L’appassionata voce dei ragazzi castelbuonesi per le Fontanelle, il bisogno di un vero Teatro

9 Commenti

  1. Comitato per Le Fontanelle ha detto:

    Grazie, ragazzi.
    Ci avete commosso.

  2. Enzo Biundo ha detto:

    Una comunità che ha Cultura e vuol far Cultura è una Comunita’ che pensa, questo crea non pochi problema a qualche benpensante.

  3. peppe ha detto:

    Non riuscirete a seppellire il teatro , qualcosa succederà o meglio sta per iniziare il risveglio delle coscienze .

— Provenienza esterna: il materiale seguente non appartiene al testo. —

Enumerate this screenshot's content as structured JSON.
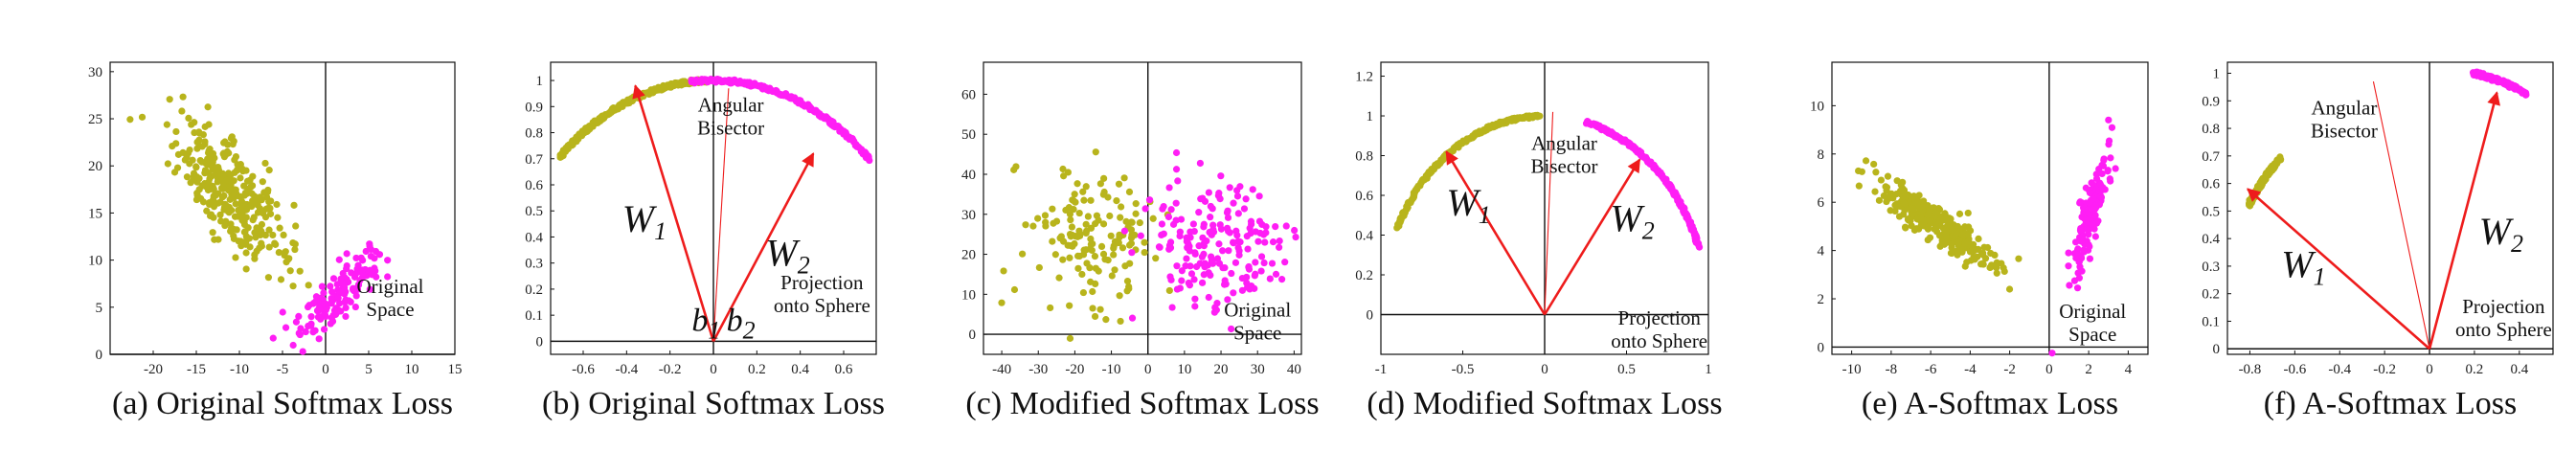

  4. Rosanna Cancila ha detto:

    Spontanei, sinceri, appassionati, commoventi come solo i ragazzi sanno essere…
    Penso che dovremmo essere orgogliosi di loro e di tutti gli altri che svolgono attività culturali e artistiche. Penso che i bisogni dei bambini, dei giovani, degli anziani dovrebbero avere la priorità in una società davvero civile. E, invece, troppo spesso li deludiamo, incuranti dei loro sogni e delle loro aspettative.

  5. una risata vi seppellirà ha detto:

    Infatti sarà il teatro Le Fontanelle a seppellire questa enorme mediocrità governativa.

  6. Mariapina ha detto:

    Il grido di questi giovani non può e non deve rimanere inascoltato! Sono loro il futuro della nostra comunità e i veri committenti di qualsiasi opera oggi venga progettata o realizzata! I nostri ragazzi vogliono un teatro, un teatro vero, vogliono il teatro “Le Fontanelle”!

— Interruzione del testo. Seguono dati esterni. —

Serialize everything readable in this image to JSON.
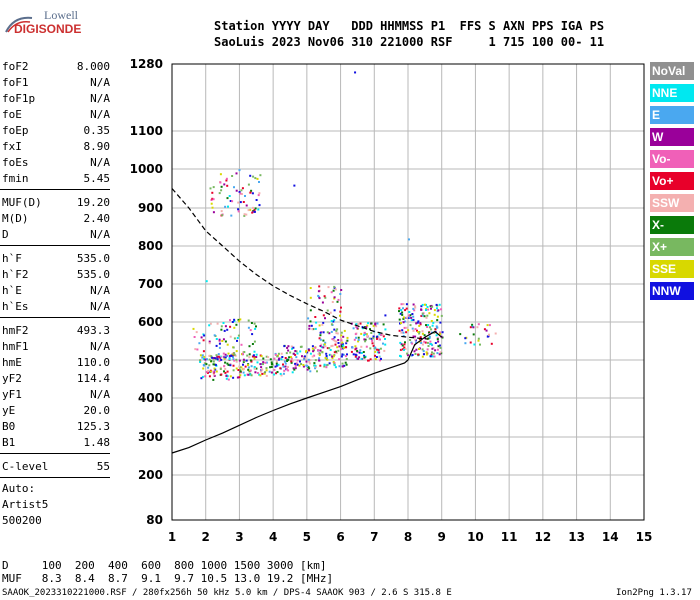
{
  "logo": {
    "line1": "Lowell",
    "line2": "DIGISONDE"
  },
  "header": {
    "line1": "Station YYYY DAY   DDD HHMMSS P1  FFS S AXN PPS IGA PS",
    "line2": "SaoLuis 2023 Nov06 310 221000 RSF     1 715 100 00- 11"
  },
  "params": [
    {
      "name": "foF2",
      "value": "8.000"
    },
    {
      "name": "foF1",
      "value": "N/A"
    },
    {
      "name": "foF1p",
      "value": "N/A"
    },
    {
      "name": "foE",
      "value": "N/A"
    },
    {
      "name": "foEp",
      "value": "0.35"
    },
    {
      "name": "fxI",
      "value": "8.90"
    },
    {
      "name": "foEs",
      "value": "N/A"
    },
    {
      "name": "fmin",
      "value": "5.45"
    },
    {
      "name": "MUF(D)",
      "value": "19.20"
    },
    {
      "name": "M(D)",
      "value": "2.40"
    },
    {
      "name": "D",
      "value": "N/A"
    },
    {
      "name": "h`F",
      "value": "535.0"
    },
    {
      "name": "h`F2",
      "value": "535.0"
    },
    {
      "name": "h`E",
      "value": "N/A"
    },
    {
      "name": "h`Es",
      "value": "N/A"
    },
    {
      "name": "hmF2",
      "value": "493.3"
    },
    {
      "name": "hmF1",
      "value": "N/A"
    },
    {
      "name": "hmE",
      "value": "110.0"
    },
    {
      "name": "yF2",
      "value": "114.4"
    },
    {
      "name": "yF1",
      "value": "N/A"
    },
    {
      "name": "yE",
      "value": "20.0"
    },
    {
      "name": "B0",
      "value": "125.3"
    },
    {
      "name": "B1",
      "value": "1.48"
    },
    {
      "name": "C-level",
      "value": "55"
    }
  ],
  "extra": [
    "Auto:",
    "Artist5",
    "500200"
  ],
  "legend": [
    {
      "label": "NoVal",
      "color": "#909090",
      "text": "#ffffff"
    },
    {
      "label": "NNE",
      "color": "#00e8f0",
      "text": "#ffffff"
    },
    {
      "label": "E",
      "color": "#4aa8f0",
      "text": "#ffffff"
    },
    {
      "label": "W",
      "color": "#9a009a",
      "text": "#ffffff"
    },
    {
      "label": "Vo-",
      "color": "#f060b8",
      "text": "#ffffff"
    },
    {
      "label": "Vo+",
      "color": "#e8002a",
      "text": "#ffffff"
    },
    {
      "label": "SSW",
      "color": "#f4b0b0",
      "text": "#ffffff"
    },
    {
      "label": "X-",
      "color": "#0a7a0a",
      "text": "#ffffff"
    },
    {
      "label": "X+",
      "color": "#78b860",
      "text": "#ffffff"
    },
    {
      "label": "SSE",
      "color": "#d8d800",
      "text": "#ffffff"
    },
    {
      "label": "NNW",
      "color": "#1010e0",
      "text": "#ffffff"
    }
  ],
  "footer": {
    "d_line": "D     100  200  400  600  800 1000 1500 3000 [km]",
    "muf_line": "MUF   8.3  8.4  8.7  9.1  9.7 10.5 13.0 19.2 [MHz]",
    "info": "SAAOK_2023310221000.RSF / 280fx256h 50 kHz 5.0 km / DPS-4 SAAOK 903 / 2.6 S 315.8 E",
    "version": "Ion2Png 1.3.17"
  },
  "chart_data": {
    "type": "scatter",
    "xlim": [
      1,
      15
    ],
    "ylim": [
      80,
      1280
    ],
    "x_ticks": [
      1,
      2,
      3,
      4,
      5,
      6,
      7,
      8,
      9,
      10,
      11,
      12,
      13,
      14,
      15
    ],
    "y_ticks": [
      80,
      200,
      300,
      400,
      500,
      600,
      700,
      800,
      900,
      1000,
      1100,
      1280
    ],
    "grid": true,
    "clusters": [
      {
        "x": [
          1.8,
          2.3
        ],
        "y": [
          450,
          520
        ],
        "density": 1.0
      },
      {
        "x": [
          2.3,
          3.3
        ],
        "y": [
          450,
          520
        ],
        "density": 1.0
      },
      {
        "x": [
          3.3,
          4.3
        ],
        "y": [
          460,
          520
        ],
        "density": 1.0
      },
      {
        "x": [
          4.3,
          5.3
        ],
        "y": [
          470,
          540
        ],
        "density": 1.0
      },
      {
        "x": [
          5.3,
          6.2
        ],
        "y": [
          480,
          580
        ],
        "density": 1.0
      },
      {
        "x": [
          6.3,
          7.3
        ],
        "y": [
          500,
          600
        ],
        "density": 0.9
      },
      {
        "x": [
          7.7,
          9.0
        ],
        "y": [
          510,
          650
        ],
        "density": 0.9
      },
      {
        "x": [
          5.0,
          6.0
        ],
        "y": [
          580,
          700
        ],
        "density": 0.35
      },
      {
        "x": [
          2.0,
          3.6
        ],
        "y": [
          880,
          1000
        ],
        "density": 0.3
      },
      {
        "x": [
          1.6,
          3.5
        ],
        "y": [
          500,
          610
        ],
        "density": 0.35
      },
      {
        "x": [
          9.5,
          10.6
        ],
        "y": [
          540,
          600
        ],
        "density": 0.3
      }
    ],
    "dashed_trace": [
      [
        1.0,
        950
      ],
      [
        1.5,
        900
      ],
      [
        2.0,
        840
      ],
      [
        2.5,
        800
      ],
      [
        3.0,
        760
      ],
      [
        3.5,
        725
      ],
      [
        4.0,
        695
      ],
      [
        4.5,
        670
      ],
      [
        5.0,
        648
      ],
      [
        5.5,
        628
      ],
      [
        6.0,
        605
      ],
      [
        6.5,
        590
      ],
      [
        7.0,
        575
      ],
      [
        7.5,
        565
      ],
      [
        8.0,
        560
      ],
      [
        8.6,
        555
      ]
    ],
    "solid_trace": [
      [
        1.0,
        258
      ],
      [
        1.5,
        272
      ],
      [
        2.0,
        292
      ],
      [
        2.5,
        310
      ],
      [
        3.0,
        330
      ],
      [
        3.5,
        350
      ],
      [
        4.0,
        368
      ],
      [
        4.5,
        385
      ],
      [
        5.0,
        400
      ],
      [
        5.5,
        415
      ],
      [
        6.0,
        430
      ],
      [
        6.5,
        448
      ],
      [
        7.0,
        465
      ],
      [
        7.5,
        480
      ],
      [
        7.9,
        492
      ],
      [
        8.0,
        500
      ],
      [
        8.2,
        540
      ],
      [
        8.5,
        560
      ],
      [
        8.8,
        575
      ],
      [
        9.0,
        560
      ]
    ],
    "scatter_colors": [
      "#1010e0",
      "#9a009a",
      "#f060b8",
      "#e8002a",
      "#0a7a0a",
      "#78b860",
      "#d8d800",
      "#00e8f0",
      "#4aa8f0",
      "#f4b0b0"
    ]
  }
}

  7. Nicolo Piro ha detto:

    Forza ragazzi per una la Cultura vera che reclama un Cine-Teatro-Sala concerti-Spazi flessibili per la formazione al 1° Piano ed un dove rilassarsi.

    È possibile, se siete voi che vivete a Castelbuono a fare pressione.

    Riprendiamoci Castelbuono

  8. Antonio2 ha detto:

    Bravi! La vostra voce vale tantissimo!
    Speriamo che riesca ad “ammorbidire” le “teste dure”.

  9. Virus ha detto:

    Questa è la Castelbuono che vogliamo. Questi ragazzi rappresentano il futuro. Il ritorno alla cultura di un piccolo paese, una volta baluardo, che si stava perdendo. Stanno accendendo un lume di speranza anche per chi come me pensava che i ragazzi di oggi fossero solo birra e fumo. Mi auguro che l’entusiasmo di questi ragazzi sia contagioso e che da otto diventino 80, 800, 8.000! Il Teatro è pure questo.